I hated that phrase. If I read one more self-help book that promised Nirvana after convincing my reflection in the mirror that I was famous, had a million dollars, and could leap tall buildings with a single bound, if I would only fumble along an unmarked trail leading into the emptiness—I was going to explode. In fact, when I first read the words from Mother Mary in Adorata: The Path of Enlovement, suggesting that Her treasures were within, I threw the book against the wall in a fit of rage.
A snapshot of that moment:
- I was enmeshed in a relationship with an abusive man, who had Borderline Personality Disorder.
- I was homeless, living in a friend’s garage.
- I was a single mother, with a child with special needs, whom I could not put into daycare.
- I had no money and no job.
- I had no family nearby to support me.
But how could that have happened to me? I had graduated Cum Laude with a B.A. in Psychology from a respected school in New York. I then moved to Los Angeles to break into the Film and TV industry without any nepotism for a leg up, and ended up working for the top grossing producers of that time. I was an intelligent, creative, resourceful, talented and beautiful woman, with a very bright future, and everyone knew it.
So, I didn’t want to hear, one more friggin’ time, that if I just went inside, that everything would be just fine. I felt like screaming, “Would somebody just give me the instructions!? Just tell me how to do it, because the damn door is locked!”
Things were definitely—not—fine.
This was my dark night of the soul. It was out of desperation that I decided to have a session with Tiziana. I wanted her to give me a psychic reading and tell me what to do to get out of this mess. I had already tried every practical solution under the sun, and nothing had worked. Now, it was time for someone who could see beyond this physical reality, to tell me how to do it.

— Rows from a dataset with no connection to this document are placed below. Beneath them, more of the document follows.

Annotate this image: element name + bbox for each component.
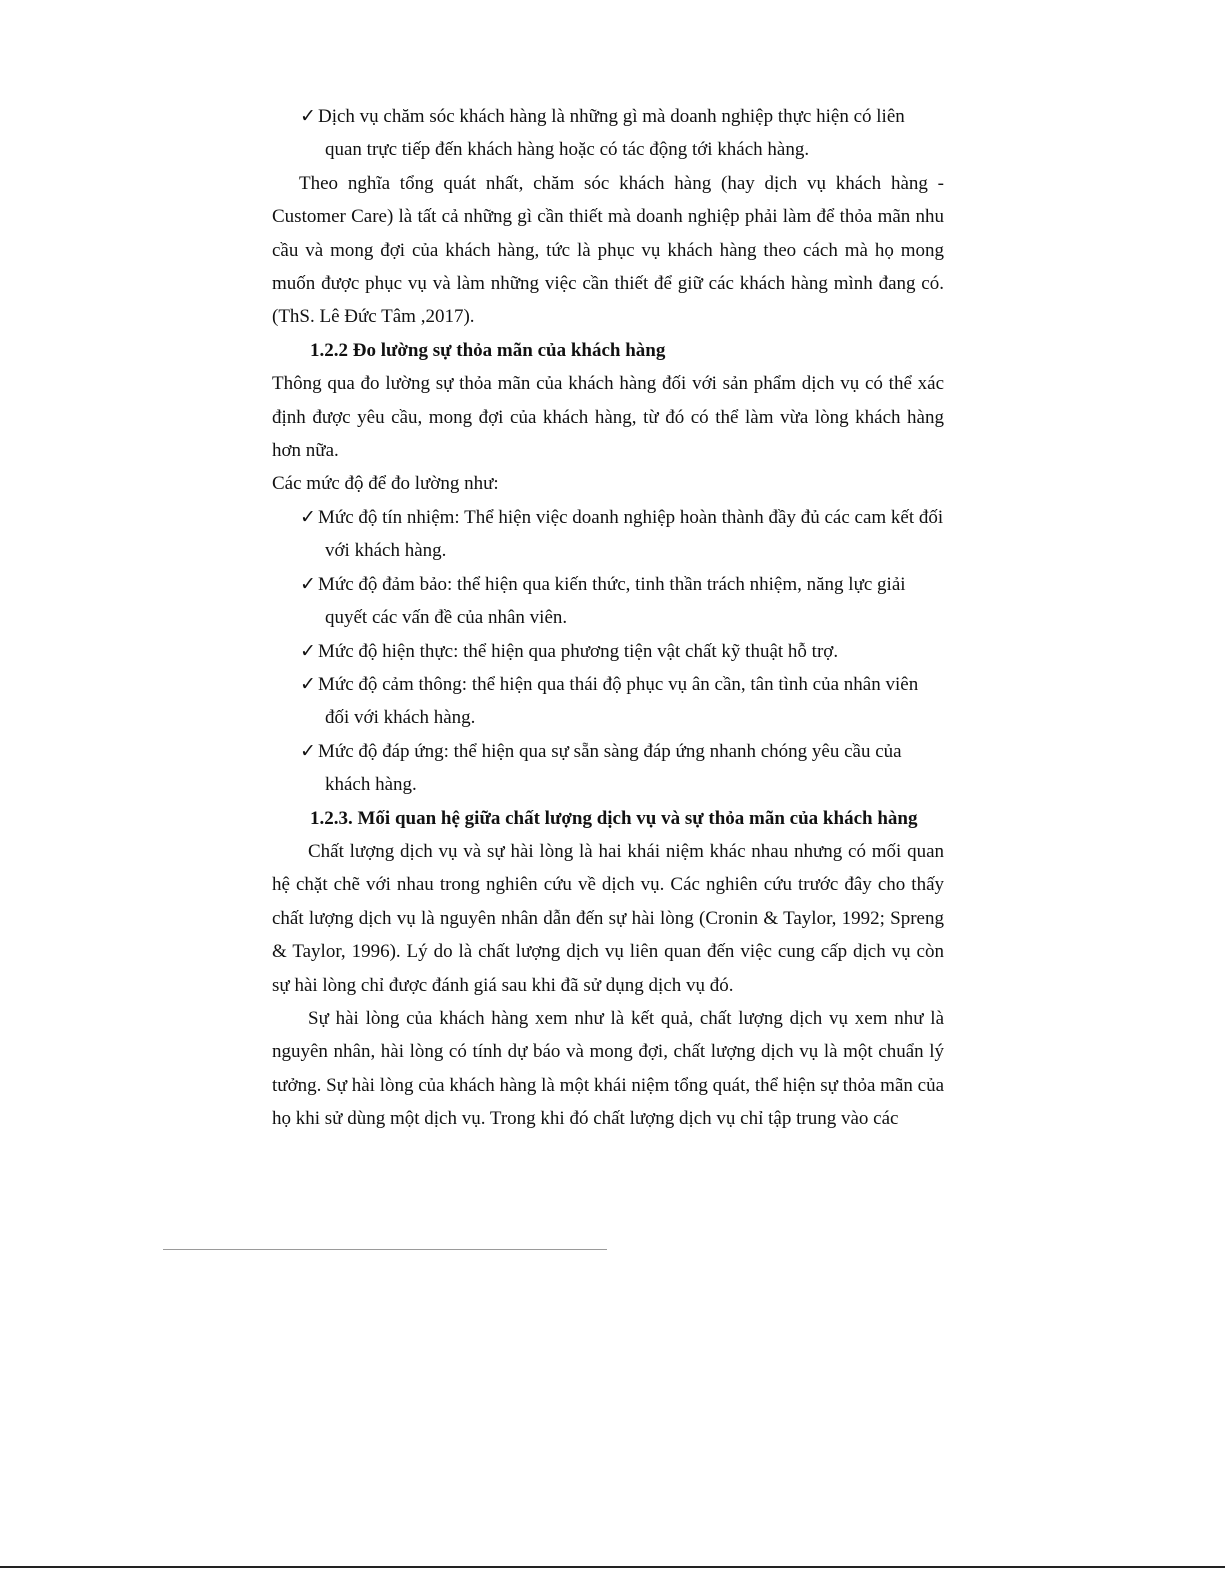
checkmark-icon: ✓: [300, 740, 316, 762]
body-paragraph: Thông qua đo lường sự thỏa mãn của khách hàng đối với sản phẩm dịch vụ có thể xác định được yêu cầu, mong đợi của khách hàng, từ đó có thể làm vừa lòng khách hàng hơn nữa.: [272, 373, 944, 462]
checkmark-icon: ✓: [300, 506, 316, 528]
bullet-text: Mức độ cảm thông: thể hiện qua thái độ phục vụ ân cần, tân tình của nhân viên đối với khách hàng.: [318, 673, 919, 729]
body-paragraph: Sự hài lòng của khách hàng xem như là kết quả, chất lượng dịch vụ xem như là nguyên nhân, hài lòng có tính dự báo và mong đợi, chất lượng dịch vụ là một chuẩn lý tưởng. Sự hài lòng của khách hàng là một khái niệm tổng quát, thể hiện sự thỏa mãn của họ khi sử dùng một dịch vụ. Trong khi đó chất lượng dịch vụ chỉ tập trung vào các: [272, 1007, 945, 1130]
document-body: [272, 100, 944, 1136]
bullet-text: Mức độ tín nhiệm: Thể hiện việc doanh nghiệp hoàn thành đầy đủ các cam kết đối với khách hàng.: [318, 506, 944, 562]
checkmark-icon: ✓: [300, 640, 316, 662]
bullet-text: Dịch vụ chăm sóc khách hàng là những gì mà doanh nghiệp thực hiện có liên quan trực tiếp đến khách hàng hoặc có tác động tới khách hàng.: [318, 106, 905, 161]
bullet-text: Mức độ hiện thực: thể hiện qua phương tiện vật chất kỹ thuật hỗ trợ.: [318, 640, 839, 662]
body-paragraph: Các mức độ để đo lường như:: [272, 473, 499, 495]
body-paragraph: Chất lượng dịch vụ và sự hài lòng là hai khái niệm khác nhau nhưng có mối quan hệ chặt chẽ với nhau trong nghiên cứu về dịch vụ. Các nghiên cứu trước đây cho thấy chất lượng dịch vụ là nguyên nhân dẫn đến sự hài lòng (Cronin & Taylor, 1992; Spreng & Taylor, 1996). Lý do là chất lượng dịch vụ liên quan đến việc cung cấp dịch vụ còn sự hài lòng chỉ được đánh giá sau khi đã sử dụng dịch vụ đó.: [272, 840, 944, 996]
bullet-item: [300, 635, 944, 668]
checkmark-icon: ✓: [300, 106, 316, 127]
section-heading: 1.2.2 Đo lường sự thỏa mãn của khách hàng: [310, 339, 666, 361]
body-paragraph: Theo nghĩa tổng quát nhất, chăm sóc khách hàng (hay dịch vụ khách hàng - Customer Care) là tất cả những gì cần thiết mà doanh nghiệp phải làm để thỏa mãn nhu cầu và mong đợi của khách hàng, tức là phục vụ khách hàng theo cách mà họ mong muốn được phục vụ và làm những việc cần thiết để giữ các khách hàng mình đang có. (ThS. Lê Đức Tâm ,2017).: [272, 172, 944, 328]
footnote-separator: [163, 1249, 607, 1250]
bullet-item: [300, 100, 944, 167]
bullet-text: Mức độ đảm bảo: thể hiện qua kiến thức, tinh thần trách nhiệm, năng lực giải quyết các vấn đề của nhân viên.: [318, 573, 906, 629]
bullet-text: Mức độ đáp ứng: thể hiện qua sự sẵn sàng đáp ứng nhanh chóng yêu cầu của khách hàng.: [318, 740, 902, 796]
bullet-item: [300, 735, 944, 802]
checkmark-icon: ✓: [300, 673, 316, 695]
checkmark-icon: ✓: [300, 573, 316, 595]
bullet-item: [300, 668, 944, 735]
bullet-item: [300, 501, 944, 568]
bullet-item: [300, 568, 944, 635]
section-heading: 1.2.3. Mối quan hệ giữa chất lượng dịch vụ và sự thỏa mãn của khách hàng: [310, 807, 918, 829]
page-bottom-border: [0, 1566, 1225, 1568]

Her response: “Well, that’s… not exactly how I work.”
That was the first day of my true journey inward. Finally, finally, I was given the practical tools I had been searching for, to lead me into the depths of my own being. Using the method of Descent and Enlovement, I began to find the keys to unlock those “doors”, one at a time. I began to understand that the utter devastation of my external life had nothing at all to do with my intelligence, or my worthiness, but rather, was a reflection of the painful relationship between my inner male and inner female. I discovered how patterns in my lineage and in my childhood had caused them to get that way in the first place. But mostly, I discovered how to help them transform, and as they did, so did my life.
Snapshot of today:
- I am the Owner/CEO of a company that produces written material for the web and print.
- I have a private practice as a certified Adorata Practitioner, where I help others to transform their own painful patterns.
- I have a beautiful home in a loving and supportive community.
- I ended a 10-year, abusive relationship.
- I have a deeper understanding of my true nature, and how to express it in the world.
- I feel deeply loved
So, what have I gotten out of Adorata?
My life.
It can certainly still be hard, but I now have a compass. And if the compass gets buried, I have the shovel to dig it up. And if the handle of the shovel breaks, I can use my own hands, my own will, my own connection with God, to mend it, and find my way again. I have, in effect, found my answers within.